Olho para dentro de mim. O que vi?
Apenas um homem! Um homem igual ao que ontem era, só que com mais momentos, que se esgotaram porque passou o seu tempo.
Continuo aqui, a ouvir a chuva que caí lá fora. Devagarinho, sem pressa porque não o teme. A chuva não tem momentos que passem pelo tempo.
Eu também não. Os momentos estão distantes, muito distantes. Os olhos estão fechados. Imagino o que virá.
Mas não vejo, não adivinho, não consigo. Só oiço a chuva que calmamente, muito devagarinho, vai batendo na janela. Concentro-me no seu murmurar, no doce tilintar das gotas, que se juntam, que se colam, que se fundem, e formam pequenos rios que se vão perder no parapeito.
Sinto o frio que imagino transportarem, porque foi de longe que vieram, no seu avançar pelo céu coberto, antes de chocar com a minha janela. Interrompo o que faço, vou espreitar. Tudo escuro e silencioso, nenhuma janela tem luz, apenas a minha, só mesmo a minha. À esquerda vejo as árvores do parque, que já ontem o habitavam, nos mesmos lugares onde estarão amanhã. As copas ondulam ao vento, entoando uma dança que só pode ser uma valsa.
Como queria que fosse antes tango, apaixonado, quente… mas não, não o ouvi ao olhar as árvores. Voltei, voltei para aqui.
Os dedos frios não queriam escrever, mas teimei, teimei.
Não quero mais ouvir a chuva, só este teclado.
Olhei outra vez para dentro de mim, e desta vez sei o que vi.
Vi tudo o que me dói, me magoa, me arrasta, me fere, todos os momentos, o enorme tempo, o que não quero, o que odeio, o que quero conseguir fingir, os medos, os fantasmas, a escuridão que me envolve e fecha o horizonte ali bem perto e o tempo….O tempo outra vez.
Vi o orgulho, a teimosia, a voz que me grita aos ouvidos sem descanso, senti o revolver das entranhas, a vontade, o nó, o laço que me aperta a garganta, que impede o grito de jorrar enorme, o arrepio, o medo, toda a cobardia (e como a odeio), e ouvi…

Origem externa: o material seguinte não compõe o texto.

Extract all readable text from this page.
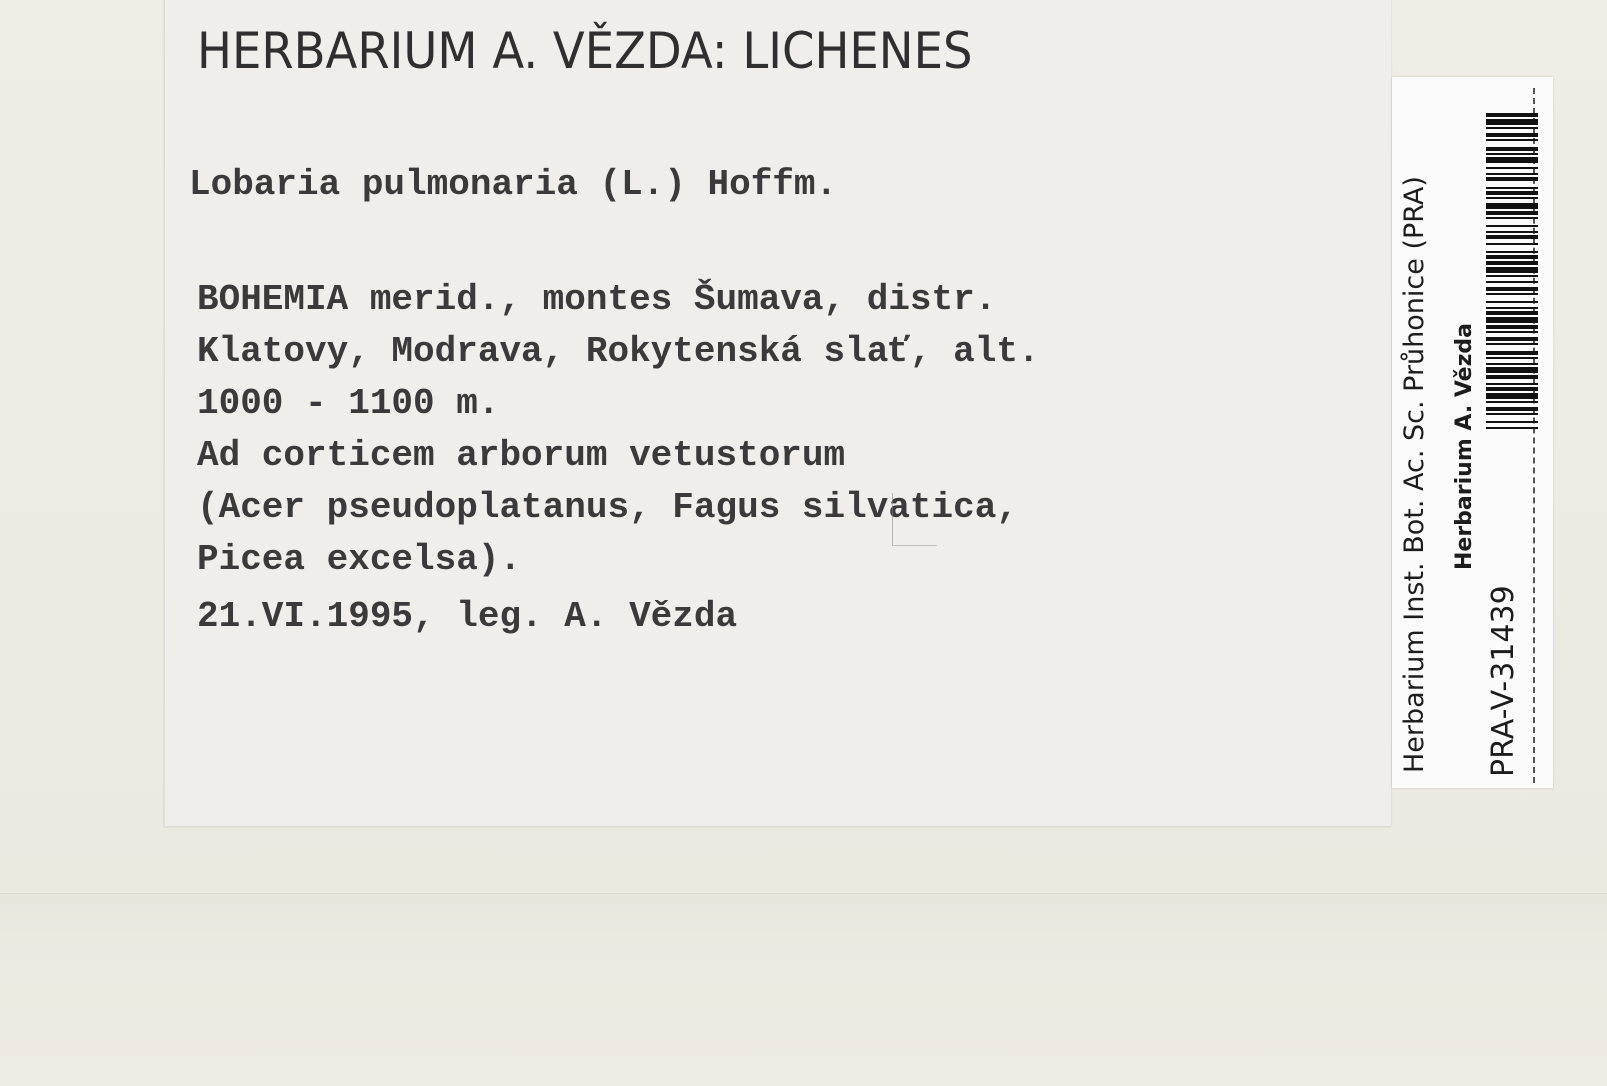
HERBARIUM A. VĚZDA: LICHENES
Lobaria pulmonaria (L.) Hoffm.
BOHEMIA merid., montes Šumava, distr.
Klatovy, Modrava, Rokytenská slať, alt.
1000 - 1100 m.
Ad corticem arborum vetustorum
(Acer pseudoplatanus, Fagus silvatica,
Picea excelsa).
21.VI.1995, leg. A. Vězda	Herbarium Inst. Bot. Ac. Sc. Průhonice (PRA) Herbarium A. Vězda
PRA-V-31439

Ouvi por breves momentos, senti a voz das palavras que li. Poucas palavras, curtas frases, banais e ridículas, tantas sem sentido, deixando largos momentos entre elas, como se quisessem mostrar como eram doridas, sentidas, desejadas mesmo assim. Depois mais nada. Aquela frase ficou inacabada, porque era preciso que assim fosse, que de mistério se envolvesse, que a resposta não chegasse, que o sentido se perdesse, que o sentimento esvoaçasse. Assim foi.
Tremi.
Depois, depois nem sei. Foi um furacão, misturando o prazer, o amor, a paixão e aquela desilusão. Misturou-se tudo, a revolta apareceu, a fúria enorme apareceu na ameaça da loucura que prometia arrasar, pisar, moer, ferir até mais não poder, gritar toda a indignação.
Mas não gritei, não violentei, não feri, apenas escrevi. Toda a verdade inundou o papel, como uma enorme mancha foi alastrando, pintando, tingindo o que branco já fora. Escrevi tudo o que senti, a enorme pena, as saudades, as queixas, disse tudo o que havia para dizer.
Tudo não, ainda faltava mais qualquer coisa que me afogava. Não era aquilo que eu queria, não era nada daquilo que sentia, o amor voltou com toda a sua força, como se toda a luz me estivesse a queimar, pouco a pouco, devagar para saborear. Abanou, abanou como se me quisesse acordar e sem forças não resisti. Deixei-me abraçar, senti o calor que não tinha, vi os olhos que matam as minhas saudades, e tremi outra vez, tremi pelo sonho, pelo desejo, pela vontade de voltar ao que já tive.
Agora a chuva caí mais forte. Muito mais forte. Os pequenos rios formam mares, onde as rodas dos carros alinhados junto aos passeios desertos, vão mergulhar.
A chuva continua a cair, mas eu continuo aqui, seco e em silêncio, a contemplar o tempo por onde teimo em passar.